There is also no significant jump in consumption expected as the Islamic republic has recently been receiving payments in the metal for selling crude oil, petroleum products and natural gas despite the restrictions, signaling there is no lack and extraordinary demand for gold. Imports of bullion from Turkey, a buyer of Iranian natural gas, surged to 126 tons in 2012 from 1 ton in the preceding year.
Fed stimulus outlook
Gold was pressured last week and market sentiment continued to be dominated by speculations the Federal Reserve might begin trimming its quantitative easing program earlier than expected. Last weeks FOMC October meeting protocols revealed the Federal Reserve might begin trimming its quantitative easing program “in the coming months”, if the economic recovery moves in the desired direction. Fed minutes showed that policy makers “generally expected that the data would prove consistent with the committee’s outlook for ongoing improvement in labor market conditions and would thus warrant trimming the pace of purchases in coming months.”
Further weighing on gold, U.S. retail sales jumped by the most since July last month while the Department of Labor reported on Thursday that the number of people who filed for unemployment assistance in the week ended November 16 decreased by 21 000 to reach 323 000, the lowest number since September.
The U.S. dollar index, which measures the greenbacks performance against a basket of six major peers, traded at 80.96 at 11:10 GMT, up 0.33% on the day. Prices shifted in a days range between 80.97 and 80.67. Strengthening of the dollar makes commodities priced in it more expensive for foreign currency holders and limits their appeal as an alternative investment.

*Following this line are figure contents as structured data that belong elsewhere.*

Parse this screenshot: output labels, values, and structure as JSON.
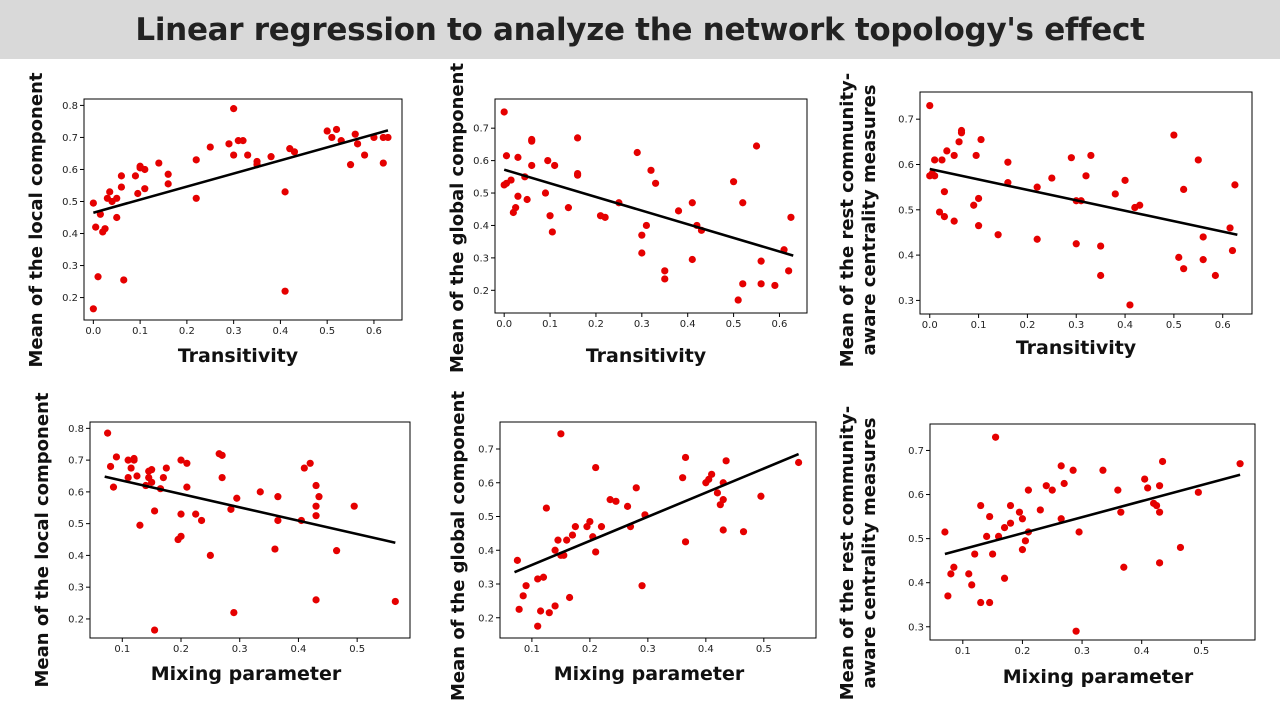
{
  "page": {
    "title": "Linear regression to analyze the network topology's effect"
  },
  "colors": {
    "point": "#e50000",
    "fit_line": "#000000",
    "title_bar": "#d9d9d9"
  },
  "chart_data": [
    {
      "id": "transitivity-local",
      "type": "scatter",
      "xlabel": "Transitivity",
      "ylabel": [
        "Mean of the local component"
      ],
      "xlim": [
        -0.02,
        0.66
      ],
      "ylim": [
        0.13,
        0.82
      ],
      "xticks": [
        0.0,
        0.1,
        0.2,
        0.3,
        0.4,
        0.5,
        0.6
      ],
      "yticks": [
        0.2,
        0.3,
        0.4,
        0.5,
        0.6,
        0.7,
        0.8
      ],
      "fit": [
        [
          0.0,
          0.465
        ],
        [
          0.63,
          0.722
        ]
      ],
      "points": [
        [
          0.0,
          0.495
        ],
        [
          0.0,
          0.165
        ],
        [
          0.005,
          0.42
        ],
        [
          0.01,
          0.265
        ],
        [
          0.015,
          0.46
        ],
        [
          0.02,
          0.405
        ],
        [
          0.025,
          0.415
        ],
        [
          0.03,
          0.51
        ],
        [
          0.035,
          0.53
        ],
        [
          0.04,
          0.5
        ],
        [
          0.05,
          0.51
        ],
        [
          0.05,
          0.45
        ],
        [
          0.06,
          0.545
        ],
        [
          0.06,
          0.58
        ],
        [
          0.065,
          0.255
        ],
        [
          0.09,
          0.58
        ],
        [
          0.095,
          0.525
        ],
        [
          0.1,
          0.605
        ],
        [
          0.1,
          0.61
        ],
        [
          0.11,
          0.54
        ],
        [
          0.11,
          0.6
        ],
        [
          0.14,
          0.62
        ],
        [
          0.16,
          0.555
        ],
        [
          0.16,
          0.585
        ],
        [
          0.22,
          0.51
        ],
        [
          0.22,
          0.63
        ],
        [
          0.25,
          0.67
        ],
        [
          0.29,
          0.68
        ],
        [
          0.3,
          0.645
        ],
        [
          0.3,
          0.79
        ],
        [
          0.31,
          0.69
        ],
        [
          0.32,
          0.69
        ],
        [
          0.33,
          0.645
        ],
        [
          0.35,
          0.625
        ],
        [
          0.35,
          0.615
        ],
        [
          0.38,
          0.64
        ],
        [
          0.41,
          0.53
        ],
        [
          0.41,
          0.22
        ],
        [
          0.42,
          0.665
        ],
        [
          0.43,
          0.655
        ],
        [
          0.5,
          0.72
        ],
        [
          0.51,
          0.7
        ],
        [
          0.52,
          0.725
        ],
        [
          0.53,
          0.69
        ],
        [
          0.55,
          0.615
        ],
        [
          0.56,
          0.71
        ],
        [
          0.565,
          0.68
        ],
        [
          0.58,
          0.645
        ],
        [
          0.6,
          0.7
        ],
        [
          0.62,
          0.7
        ],
        [
          0.62,
          0.62
        ],
        [
          0.63,
          0.7
        ]
      ]
    },
    {
      "id": "transitivity-global",
      "type": "scatter",
      "xlabel": "Transitivity",
      "ylabel": [
        "Mean of the global component"
      ],
      "xlim": [
        -0.02,
        0.66
      ],
      "ylim": [
        0.13,
        0.79
      ],
      "xticks": [
        0.0,
        0.1,
        0.2,
        0.3,
        0.4,
        0.5,
        0.6
      ],
      "yticks": [
        0.2,
        0.3,
        0.4,
        0.5,
        0.6,
        0.7
      ],
      "fit": [
        [
          0.0,
          0.572
        ],
        [
          0.63,
          0.307
        ]
      ],
      "points": [
        [
          0.0,
          0.75
        ],
        [
          0.0,
          0.525
        ],
        [
          0.005,
          0.615
        ],
        [
          0.005,
          0.53
        ],
        [
          0.015,
          0.54
        ],
        [
          0.02,
          0.44
        ],
        [
          0.025,
          0.455
        ],
        [
          0.03,
          0.61
        ],
        [
          0.03,
          0.49
        ],
        [
          0.045,
          0.55
        ],
        [
          0.05,
          0.48
        ],
        [
          0.06,
          0.585
        ],
        [
          0.06,
          0.66
        ],
        [
          0.06,
          0.665
        ],
        [
          0.09,
          0.5
        ],
        [
          0.095,
          0.6
        ],
        [
          0.1,
          0.43
        ],
        [
          0.105,
          0.38
        ],
        [
          0.11,
          0.585
        ],
        [
          0.14,
          0.455
        ],
        [
          0.16,
          0.555
        ],
        [
          0.16,
          0.56
        ],
        [
          0.16,
          0.67
        ],
        [
          0.21,
          0.43
        ],
        [
          0.22,
          0.425
        ],
        [
          0.25,
          0.47
        ],
        [
          0.29,
          0.625
        ],
        [
          0.3,
          0.315
        ],
        [
          0.3,
          0.37
        ],
        [
          0.31,
          0.4
        ],
        [
          0.32,
          0.57
        ],
        [
          0.33,
          0.53
        ],
        [
          0.35,
          0.26
        ],
        [
          0.35,
          0.235
        ],
        [
          0.38,
          0.445
        ],
        [
          0.41,
          0.295
        ],
        [
          0.41,
          0.47
        ],
        [
          0.42,
          0.4
        ],
        [
          0.43,
          0.385
        ],
        [
          0.5,
          0.535
        ],
        [
          0.51,
          0.17
        ],
        [
          0.52,
          0.47
        ],
        [
          0.52,
          0.22
        ],
        [
          0.55,
          0.645
        ],
        [
          0.56,
          0.29
        ],
        [
          0.56,
          0.22
        ],
        [
          0.59,
          0.215
        ],
        [
          0.61,
          0.325
        ],
        [
          0.62,
          0.26
        ],
        [
          0.625,
          0.425
        ]
      ]
    },
    {
      "id": "transitivity-rest",
      "type": "scatter",
      "xlabel": "Transitivity",
      "ylabel": [
        "Mean of the rest community-",
        "aware centrality measures"
      ],
      "xlim": [
        -0.02,
        0.66
      ],
      "ylim": [
        0.27,
        0.76
      ],
      "xticks": [
        0.0,
        0.1,
        0.2,
        0.3,
        0.4,
        0.5,
        0.6
      ],
      "yticks": [
        0.3,
        0.4,
        0.5,
        0.6,
        0.7
      ],
      "fit": [
        [
          0.0,
          0.59
        ],
        [
          0.63,
          0.445
        ]
      ],
      "points": [
        [
          0.0,
          0.73
        ],
        [
          0.0,
          0.575
        ],
        [
          0.005,
          0.58
        ],
        [
          0.01,
          0.61
        ],
        [
          0.01,
          0.575
        ],
        [
          0.02,
          0.495
        ],
        [
          0.025,
          0.61
        ],
        [
          0.03,
          0.485
        ],
        [
          0.03,
          0.54
        ],
        [
          0.035,
          0.63
        ],
        [
          0.05,
          0.475
        ],
        [
          0.05,
          0.62
        ],
        [
          0.06,
          0.65
        ],
        [
          0.065,
          0.67
        ],
        [
          0.065,
          0.675
        ],
        [
          0.09,
          0.51
        ],
        [
          0.095,
          0.62
        ],
        [
          0.1,
          0.525
        ],
        [
          0.1,
          0.465
        ],
        [
          0.105,
          0.655
        ],
        [
          0.14,
          0.445
        ],
        [
          0.16,
          0.56
        ],
        [
          0.16,
          0.605
        ],
        [
          0.22,
          0.55
        ],
        [
          0.22,
          0.435
        ],
        [
          0.25,
          0.57
        ],
        [
          0.29,
          0.615
        ],
        [
          0.3,
          0.52
        ],
        [
          0.3,
          0.425
        ],
        [
          0.31,
          0.52
        ],
        [
          0.32,
          0.575
        ],
        [
          0.33,
          0.62
        ],
        [
          0.35,
          0.355
        ],
        [
          0.35,
          0.42
        ],
        [
          0.38,
          0.535
        ],
        [
          0.4,
          0.565
        ],
        [
          0.41,
          0.29
        ],
        [
          0.42,
          0.505
        ],
        [
          0.43,
          0.51
        ],
        [
          0.5,
          0.665
        ],
        [
          0.51,
          0.395
        ],
        [
          0.52,
          0.37
        ],
        [
          0.52,
          0.545
        ],
        [
          0.55,
          0.61
        ],
        [
          0.56,
          0.44
        ],
        [
          0.56,
          0.39
        ],
        [
          0.585,
          0.355
        ],
        [
          0.615,
          0.46
        ],
        [
          0.62,
          0.41
        ],
        [
          0.625,
          0.555
        ]
      ]
    },
    {
      "id": "mixing-local",
      "type": "scatter",
      "xlabel": "Mixing parameter",
      "ylabel": [
        "Mean of the local component"
      ],
      "xlim": [
        0.045,
        0.59
      ],
      "ylim": [
        0.14,
        0.82
      ],
      "xticks": [
        0.1,
        0.2,
        0.3,
        0.4,
        0.5
      ],
      "yticks": [
        0.2,
        0.3,
        0.4,
        0.5,
        0.6,
        0.7,
        0.8
      ],
      "fit": [
        [
          0.07,
          0.648
        ],
        [
          0.565,
          0.44
        ]
      ],
      "points": [
        [
          0.075,
          0.785
        ],
        [
          0.08,
          0.68
        ],
        [
          0.085,
          0.615
        ],
        [
          0.09,
          0.71
        ],
        [
          0.11,
          0.645
        ],
        [
          0.11,
          0.7
        ],
        [
          0.115,
          0.675
        ],
        [
          0.12,
          0.7
        ],
        [
          0.12,
          0.705
        ],
        [
          0.125,
          0.65
        ],
        [
          0.13,
          0.495
        ],
        [
          0.14,
          0.62
        ],
        [
          0.145,
          0.645
        ],
        [
          0.145,
          0.665
        ],
        [
          0.15,
          0.63
        ],
        [
          0.15,
          0.67
        ],
        [
          0.155,
          0.54
        ],
        [
          0.155,
          0.165
        ],
        [
          0.165,
          0.61
        ],
        [
          0.17,
          0.645
        ],
        [
          0.175,
          0.675
        ],
        [
          0.195,
          0.45
        ],
        [
          0.2,
          0.53
        ],
        [
          0.2,
          0.46
        ],
        [
          0.2,
          0.7
        ],
        [
          0.21,
          0.69
        ],
        [
          0.21,
          0.615
        ],
        [
          0.225,
          0.53
        ],
        [
          0.235,
          0.51
        ],
        [
          0.25,
          0.4
        ],
        [
          0.265,
          0.72
        ],
        [
          0.27,
          0.645
        ],
        [
          0.27,
          0.715
        ],
        [
          0.285,
          0.545
        ],
        [
          0.29,
          0.22
        ],
        [
          0.295,
          0.58
        ],
        [
          0.335,
          0.6
        ],
        [
          0.36,
          0.42
        ],
        [
          0.365,
          0.585
        ],
        [
          0.365,
          0.51
        ],
        [
          0.405,
          0.51
        ],
        [
          0.41,
          0.675
        ],
        [
          0.42,
          0.69
        ],
        [
          0.43,
          0.525
        ],
        [
          0.43,
          0.26
        ],
        [
          0.43,
          0.62
        ],
        [
          0.43,
          0.555
        ],
        [
          0.435,
          0.585
        ],
        [
          0.465,
          0.415
        ],
        [
          0.495,
          0.555
        ],
        [
          0.565,
          0.255
        ]
      ]
    },
    {
      "id": "mixing-global",
      "type": "scatter",
      "xlabel": "Mixing parameter",
      "ylabel": [
        "Mean of the global component"
      ],
      "xlim": [
        0.045,
        0.59
      ],
      "ylim": [
        0.14,
        0.78
      ],
      "xticks": [
        0.1,
        0.2,
        0.3,
        0.4,
        0.5
      ],
      "yticks": [
        0.2,
        0.3,
        0.4,
        0.5,
        0.6,
        0.7
      ],
      "fit": [
        [
          0.07,
          0.335
        ],
        [
          0.56,
          0.685
        ]
      ],
      "points": [
        [
          0.075,
          0.37
        ],
        [
          0.078,
          0.225
        ],
        [
          0.085,
          0.265
        ],
        [
          0.09,
          0.295
        ],
        [
          0.11,
          0.315
        ],
        [
          0.11,
          0.175
        ],
        [
          0.115,
          0.22
        ],
        [
          0.12,
          0.32
        ],
        [
          0.125,
          0.525
        ],
        [
          0.13,
          0.215
        ],
        [
          0.14,
          0.235
        ],
        [
          0.14,
          0.4
        ],
        [
          0.145,
          0.43
        ],
        [
          0.15,
          0.385
        ],
        [
          0.15,
          0.745
        ],
        [
          0.155,
          0.385
        ],
        [
          0.16,
          0.43
        ],
        [
          0.165,
          0.26
        ],
        [
          0.17,
          0.445
        ],
        [
          0.175,
          0.47
        ],
        [
          0.195,
          0.47
        ],
        [
          0.2,
          0.485
        ],
        [
          0.205,
          0.44
        ],
        [
          0.21,
          0.645
        ],
        [
          0.21,
          0.395
        ],
        [
          0.22,
          0.47
        ],
        [
          0.235,
          0.55
        ],
        [
          0.245,
          0.545
        ],
        [
          0.265,
          0.53
        ],
        [
          0.27,
          0.47
        ],
        [
          0.28,
          0.585
        ],
        [
          0.29,
          0.295
        ],
        [
          0.295,
          0.505
        ],
        [
          0.36,
          0.615
        ],
        [
          0.365,
          0.675
        ],
        [
          0.365,
          0.425
        ],
        [
          0.4,
          0.6
        ],
        [
          0.405,
          0.61
        ],
        [
          0.41,
          0.625
        ],
        [
          0.42,
          0.57
        ],
        [
          0.425,
          0.535
        ],
        [
          0.43,
          0.55
        ],
        [
          0.43,
          0.46
        ],
        [
          0.43,
          0.6
        ],
        [
          0.435,
          0.665
        ],
        [
          0.465,
          0.455
        ],
        [
          0.495,
          0.56
        ],
        [
          0.56,
          0.66
        ]
      ]
    },
    {
      "id": "mixing-rest",
      "type": "scatter",
      "xlabel": "Mixing parameter",
      "ylabel": [
        "Mean of the rest community-",
        "aware centrality measures"
      ],
      "xlim": [
        0.045,
        0.59
      ],
      "ylim": [
        0.27,
        0.76
      ],
      "xticks": [
        0.1,
        0.2,
        0.3,
        0.4,
        0.5
      ],
      "yticks": [
        0.3,
        0.4,
        0.5,
        0.6,
        0.7
      ],
      "fit": [
        [
          0.07,
          0.465
        ],
        [
          0.565,
          0.645
        ]
      ],
      "points": [
        [
          0.07,
          0.515
        ],
        [
          0.075,
          0.37
        ],
        [
          0.08,
          0.42
        ],
        [
          0.085,
          0.435
        ],
        [
          0.11,
          0.42
        ],
        [
          0.115,
          0.395
        ],
        [
          0.12,
          0.465
        ],
        [
          0.13,
          0.575
        ],
        [
          0.13,
          0.355
        ],
        [
          0.14,
          0.505
        ],
        [
          0.145,
          0.55
        ],
        [
          0.145,
          0.355
        ],
        [
          0.15,
          0.465
        ],
        [
          0.155,
          0.73
        ],
        [
          0.16,
          0.505
        ],
        [
          0.17,
          0.525
        ],
        [
          0.17,
          0.41
        ],
        [
          0.18,
          0.535
        ],
        [
          0.18,
          0.575
        ],
        [
          0.195,
          0.56
        ],
        [
          0.2,
          0.475
        ],
        [
          0.2,
          0.545
        ],
        [
          0.205,
          0.495
        ],
        [
          0.21,
          0.515
        ],
        [
          0.21,
          0.61
        ],
        [
          0.23,
          0.565
        ],
        [
          0.24,
          0.62
        ],
        [
          0.25,
          0.61
        ],
        [
          0.265,
          0.545
        ],
        [
          0.265,
          0.665
        ],
        [
          0.27,
          0.625
        ],
        [
          0.285,
          0.655
        ],
        [
          0.29,
          0.29
        ],
        [
          0.295,
          0.515
        ],
        [
          0.335,
          0.655
        ],
        [
          0.36,
          0.61
        ],
        [
          0.365,
          0.56
        ],
        [
          0.37,
          0.435
        ],
        [
          0.405,
          0.635
        ],
        [
          0.41,
          0.615
        ],
        [
          0.42,
          0.58
        ],
        [
          0.425,
          0.575
        ],
        [
          0.43,
          0.56
        ],
        [
          0.43,
          0.445
        ],
        [
          0.43,
          0.62
        ],
        [
          0.435,
          0.675
        ],
        [
          0.465,
          0.48
        ],
        [
          0.495,
          0.605
        ],
        [
          0.565,
          0.67
        ]
      ]
    }
  ]
}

Assets in the SPDR Gold Trust, the biggest bullion-backed ETF, fell to 852.21 tons on Friday, the lowest level since the February 2009. Outflows have totaled nearly 455 tons this year. Billionaire hedge-fund manager John Paulson who holds the biggest stake in the SPDR Gold Trust told clients on November 20 that he wouldn’t invest more money in his gold fund because it isn’t clear when inflation will accelerate.
Market players also awaited the release of key U.S. housing and consumer sentiment data later this week to gauge Feds tapering timetable. On Monday, the National Association of Realtors is expected to report that U.S. Pending Home Sales may have risen by 2.0% in October after declining by 5.6% in the previous month.

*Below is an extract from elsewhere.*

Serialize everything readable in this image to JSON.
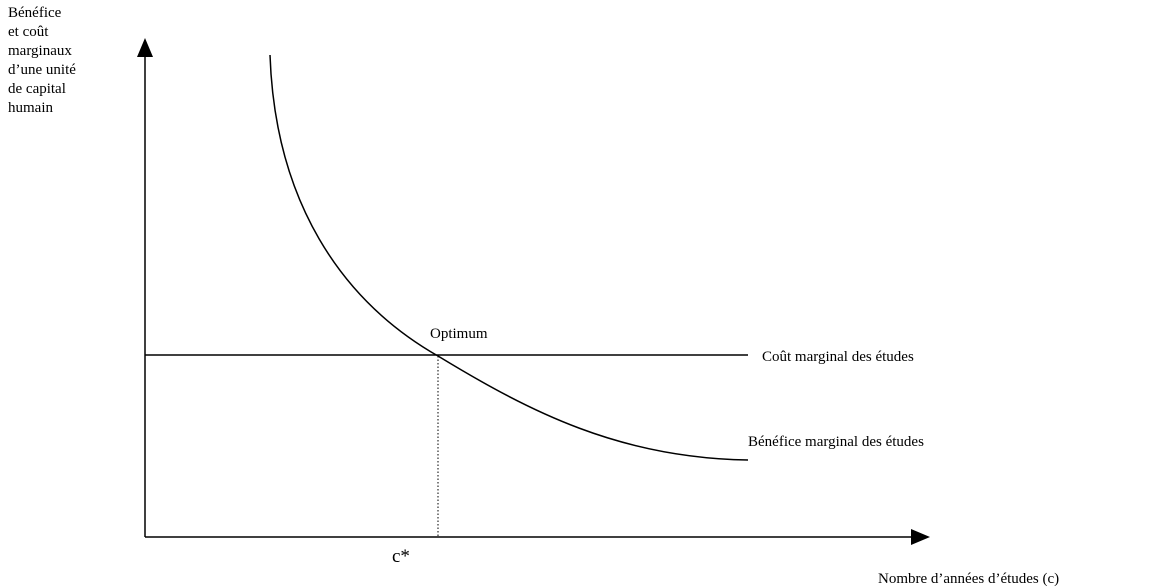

Data released on Tuesday may show that the number of building permits issued in September and October also advanced, followed by two consecutive gains in housing starts in the respective months. Housing prices are projected to have jumped in September with the S&P/Case-Shiller Composite-20 Home Price Index surging by 12.97% on annual basis, up from 12.82% a month earlier. Meanwhile, the Conference Board will likely report that consumer confidence rose to 72.1 in November following a steep drop to 71.2 in October.
On Wednesday, data by the Labor Department is expected to show that the number of people who filed for initial unemployment benefits rose to 330 000 in the week ended November 23, while durable goods orders probably fell by 1.7% in October. Business activity in Chicago likely slowed in November but remained firmly in the expansion zone, while the Thomson Reuters/University of Michigan Consumer Sentiment Index is projected to confirm the Conference Board’s improvement prediction, marking a surge to 73.1 from October’s 72.0.